La station de dessalement de Chtouka Aït Baha est entrée en production en janvier 2022. Sa capacité de production est de 275.000 mètres cubes par jour dont 125.000 mètres cubes par jour destiné à l’irrigation et permet d’irriguer 15.000 hectares. Les travaux ont inclus la construction d’installations maritimes ainsi qu’une station de dessalement et des infrastructures d’irrigation, comme un réservoir de stockage, 5 stations de pompage et un réseau de distribution d’eau sur 489 kilomètres.

Face à l’évolution des conditions hydriques de la région, il a été décidé d’élargir la capacité de la station à 400.000 mètres cubes par jour d’ici 2026. Cette extension comprendra une production quotidienne de 200.000 mètres cubes pour l’eau potable et 200.000 mètres cubes pour l’irrigation.

- Où en est le programme d’aménagement hydro-agricole associé aux nouveaux barrages, couvrant 72.500 hectares sur 6 périmètres d’irrigation ? 

- Le programme d’aménagement hydro-agricole associé aux barrages vise la valorisation des ressources en eau mobilisées par les barrages et la mise en valeur de nouveaux périmètres irrigués pour intensifier la mise en valeur agricole. Depuis le démarrage de ce programme, les réalisations sont comme suit :

- Les aménagements portant sur une superficie de 8.100 ha sont achevés (projets moyen Sebou et Kaddoussa) ;

- Les aménagements portant sur une superficie de 12.600 ha (1ère tranche du projet Saïss et 2e tranche du moyen Sebou) sont en voie d’achèvement ;

- Les aménagements portant sur une superficie de 20.000 ha (2e tranche du projet Saïss) sont en cours de réalisation ;

- Les aménagements concernant deux grands projets sont en cours de démarrage des travaux, notamment dans le Gharb (30.000 ha) et Ouljat Essoltane (1.800 ha).

Ahmed El Bouari est directeur de l’Irrigation et de l’Aménagement de l’espace agricole (DIAEA) au ministère de l’Agriculture, de la pêche maritime, du développement rural et des eaux et forêts, depuis 2013.
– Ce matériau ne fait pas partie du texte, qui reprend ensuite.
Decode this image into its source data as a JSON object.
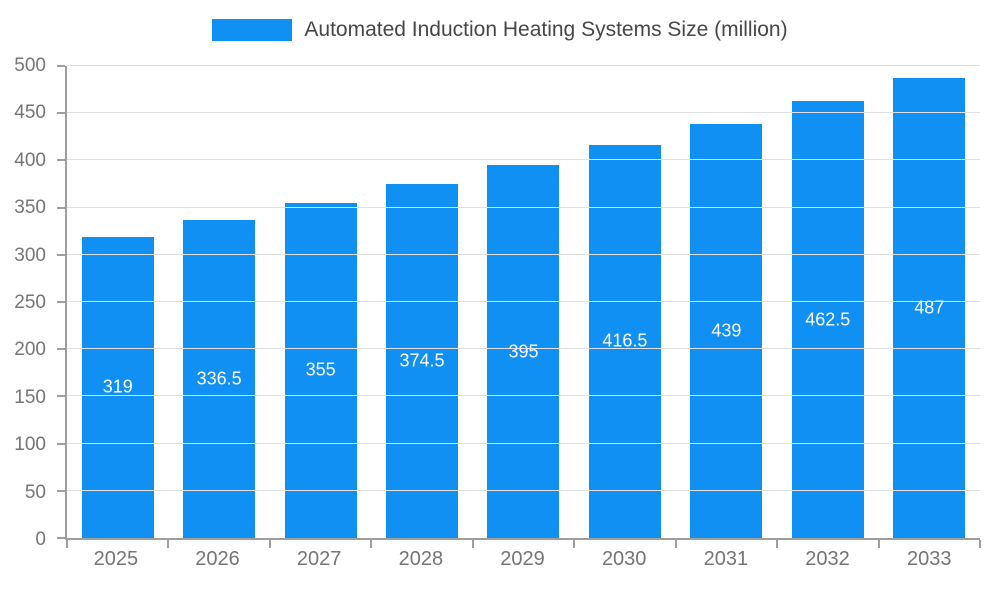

Né en 1964 à Ouezzane, M. El Bouari a débuté sa carrière professionnelle en tant qu’ingénieur du génie rural. Il a conduit des projets d’envergure dans le domaine de l’eau et de l’irrigation. Il a contribué à l’élaboration et à la mise en œuvre des politiques nationales de l’irrigation, de l’eau et des aménagements fonciers.

En outre, il est actuellement président de l’Association des ingénieurs du génie rural du Maroc (AIGR) et président du Réseau marocain interprofessionnel de l’irrigation (REMIG). Il est également membre de l’association internationale "Echanges méditerranéens pour l’eau, la forêt et le développement" dont le siège est à Paris.

Il assure enfin la vice-présidence de la Commission internationale de l’irrigation et du drainage (CIID) en reconnaissance de ses contributions dans ce secteur.